Authoritative experts explain: what laws does ant group delay listing?


Source: China is a through train
Author: Wang Enbo
On the evening of November 3, the highly concerned ant group’s listing process pressed the “pause button”. Authoritative experts close to the regulatory authorities pointed out to China news agency that the regulatory authorities decided to suspend the listing of ant group at this time. Although it was rare, it was completely in accordance with the law. The timely triggering of the post conference event system reflects the internal requirements of the benign operation of the registration system.
Looking at the newly revised Securities Law in 2019, we can find that it has made clear the relevant institutional arrangements for the registration system. Among them, Article 24 basically retains the original system, which stipulates that “if the securities regulatory authority under the State Council or the department authorized by the State Council finds that the decision of securities issuance registration that has been made does not meet the legal conditions or procedures, and has not yet issued securities, it shall be revoked , stop publishing.
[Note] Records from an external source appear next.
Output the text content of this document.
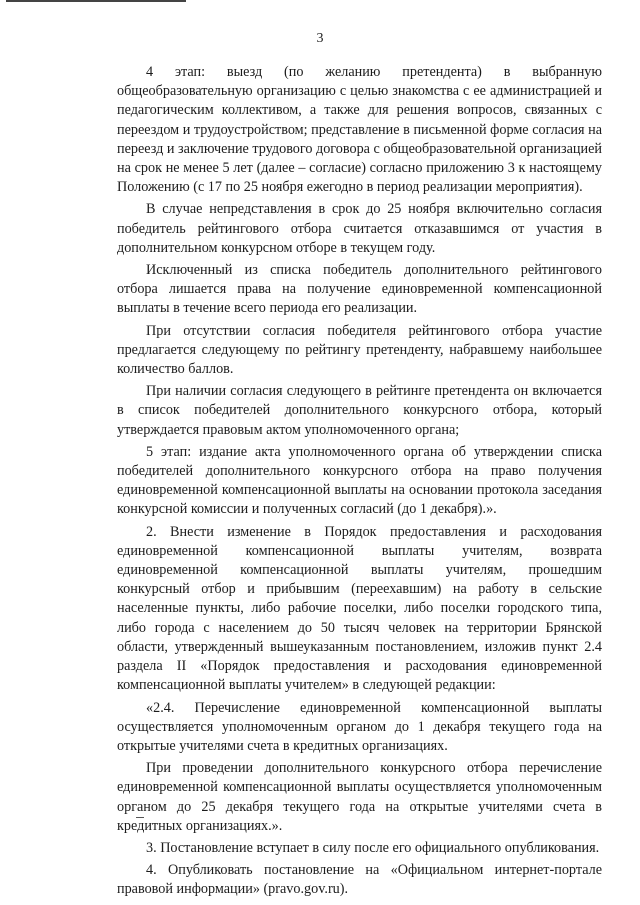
3

4 этап: выезд (по желанию претендента) в выбранную общеобразовательную организацию с целью знакомства с ее администрацией и педагогическим коллективом, а также для решения вопросов, связанных с переездом и трудоустройством; представление в письменной форме согласия на переезд и заключение трудового договора с общеобразовательной организацией на срок не менее 5 лет (далее – согласие) согласно приложению 3 к настоящему Положению (с 17 по 25 ноября ежегодно в период реализации мероприятия).

В случае непредставления в срок до 25 ноября включительно согласия победитель рейтингового отбора считается отказавшимся от участия в дополнительном конкурсном отборе в текущем году.

Исключенный из списка победитель дополнительного рейтингового отбора лишается права на получение единовременной компенсационной выплаты в течение всего периода его реализации.

При отсутствии согласия победителя рейтингового отбора участие предлагается следующему по рейтингу претенденту, набравшему наибольшее количество баллов.

При наличии согласия следующего в рейтинге претендента он включается в список победителей дополнительного конкурсного отбора, который утверждается правовым актом уполномоченного органа;

5 этап: издание акта уполномоченного органа об утверждении списка победителей дополнительного конкурсного отбора на право получения единовременной компенсационной выплаты на основании протокола заседания конкурсной комиссии и полученных согласий (до 1 декабря).».

2. Внести изменение в Порядок предоставления и расходования единовременной компенсационной выплаты учителям, возврата единовременной компенсационной выплаты учителям, прошедшим конкурсный отбор и прибывшим (переехавшим) на работу в сельские населенные пункты, либо рабочие поселки, либо поселки городского типа, либо города с населением до 50 тысяч человек на территории Брянской области, утвержденный вышеуказанным постановлением, изложив пункт 2.4 раздела II «Порядок предоставления и расходования единовременной компенсационной выплаты учителем» в следующей редакции:

«2.4. Перечисление единовременной компенсационной выплаты осуществляется уполномоченным органом до 1 декабря текущего года на открытые учителями счета в кредитных организациях.

При проведении дополнительного конкурсного отбора перечисление единовременной компенсационной выплаты осуществляется уполномоченным органом до 25 декабря текущего года на открытые учителями счета в кредитных организациях.».

3. Постановление вступает в силу после его официального опубликования.

4. Опубликовать постановление на «Официальном интернет-портале правовой информации» (pravo.gov.ru).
If it has been issued but not yet listed, the decision to cancel the issuance registration shall be made. ”
In order to implement the requirements of the securities law, it is necessary to discover and deal with the major events occurring before listing in time. For this reason, Article 26 of the measures for the registration and administration of initial public offering of stocks on the science and technology innovation board (for Trial Implementation) stipulates the reporting obligations of the issuer and the sponsor to the exchange and the timely handling responsibilities of the exchange in case of major events after the CSRC makes the registration decision and before the listing and trading of the issuer’s shares; Article 27 stipulates the handling measures that the CSRC can take.
At the same time, the rules on the examination and approval of the stock issuance and listing on the science and Technology Innovation Board of Shanghai Stock Exchange further clarify the responsibilities of the exchange in handling major matters before listing.
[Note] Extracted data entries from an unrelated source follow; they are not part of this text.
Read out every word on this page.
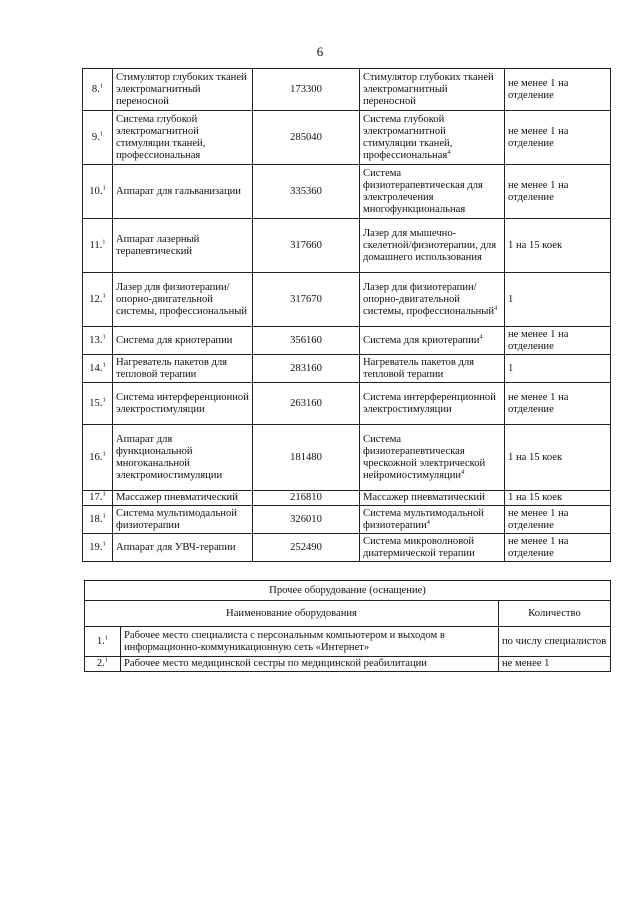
6
8.$^1$	Стимулятор глубоких тканей электромагнитный переносной	173300	Стимулятор глубоких тканей электромагнитный переносной	не менее 1 на отделение
9.$^1$	Система глубокой электромагнитной стимуляции тканей, профессиональная	285040	Система глубокой электромагнитной стимуляции тканей, профессиональная$^4$	не менее 1 на отделение
10.$^1$	Аппарат для гальванизации	335360	Система физиотерапевтическая для электролечения многофункциональная	не менее 1 на отделение
11.$^1$	Аппарат лазерный терапевтический	317660	Лазер для мышечно-скелетной/физиотерапии, для домашнего использования	1 на 15 коек
12.$^1$	Лазер для физиотерапии/опорно-двигательной системы, профессиональный	317670	Лазер для физиотерапии/опорно-двигательной системы, профессиональный$^4$	1
13.$^1$	Система для криотерапии	356160	Система для криотерапии$^4$	не менее 1 на отделение
14.$^1$	Нагреватель пакетов для тепловой терапии	283160	Нагреватель пакетов для тепловой терапии	1
15.$^1$	Система интерференционной электростимуляции	263160	Система интерференционной электростимуляции	не менее 1 на отделение
16.$^1$	Аппарат для функциональной многоканальной электромиостимуляции	181480	Система физиотерапевтическая чрескожной электрической нейромиостимуляции$^4$	1 на 15 коек
17.$^1$	Массажер пневматический	216810	Массажер пневматический	1 на 15 коек
18.$^1$	Система мультимодальной физиотерапии	326010	Система мультимодальной физиотерапии$^4$	не менее 1 на отделение
19.$^1$	Аппарат для УВЧ-терапии	252490	Система микроволновой диатермической терапии	не менее 1 на отделение
Прочее оборудование (оснащение)		
Наименование оборудования		Количество
1.$^1$	Рабочее место специалиста с персональным компьютером и выходом в информационно-коммуникационную сеть «Интернет»	по числу специалистов
2.$^1$	Рабочее место медицинской сестры по медицинской реабилитации	не менее 1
First, before the listing and trading of stocks, the issuer and its sponsor shall timely report to the exchange and update the application documents for issuance and listing as required; the sponsor and securities service institution of the issuer shall continue to perform their due diligence duties and submit special verification opinions to the exchange.
Second, after deliberation by the listing committee and before the listing and trading of stocks, if major events occur, which have a significant impact on whether the issuer meets the issuance conditions, listing conditions or information disclosure requirements, the examination and approval institution for issuance and listing of the exchange shall decide whether to re submit it to the Municipal Committee for deliberation after re examination; if it is re submitted to the Municipal Committee for deliberation, it shall report to the CSRC.
Third, after the CSRC makes the registration decision and before the listing and trading of the shares, if there are major events that may cause the issuer to fail to meet the issuance conditions, listing conditions or information disclosure requirements, the issuer shall suspend the issuance; if it has already issued, the listing shall be suspended; if the exchange discovers that the issuer has the above-mentioned circumstances, it has the right to ask the issuer to suspend the listing.
It is not difficult to see that the above series of laws and regulations constitute a complete issuance supervision chain.
It should be noted that one of the core of the registration system is to enhance inclusiveness, but at the same time, it always emphasizes the use of market-oriented and legal means to strengthen supervision. Therefore, the chain of issuing supervision must be complete, and there should be no vacancy or weakening in any link, otherwise it is easy to have “barrel effect” and bring risks to the legitimate rights and interests of investors.
Before the listing of an enterprise, both the institutional environment and the enterprise itself are in the process of dynamic change, and various major events that may affect the issuance may occur.
Recently, the actual controller, chairman and general manager of ant group have been jointly supervised and interviewed by relevant departments, and the financial technology regulatory environment is also changing. It is this series of situations that trigger the post meeting event system, which is also a reflection of the registration system system responding to the new situation and realizing the benign operation.
Dong ximiao, chief researcher of Zhongguancun Internet Finance Research Institute, also told China news agency that the regulatory authorities decided to suspend the listing of ant group at this time according to the relevant laws and regulations of the registration system, which fully reflected the idea of protecting the interests of investors and maintaining the long-term healthy development of the capital market.
Dong ximiao believes that the news of ant group’s listing in the early stage has been widely concerned, and retail investors in the market are flocking to pursue it, resulting in the risk of over valuation of ant group. The suspension of listing will help to cool down the market sentiment and avoid the loss of investors’ interests due to excessive valuation in the early stage.
What should ant group do after suspending its listing? The above-mentioned authoritative experts pointed out that the issuers and intermediary institutions should, in accordance with the requirements of the registration system, carefully check major situations, and strictly evaluate whether they meet the requirements of listing and information disclosure, so as to effectively safeguard the seriousness and fairness of the registration system.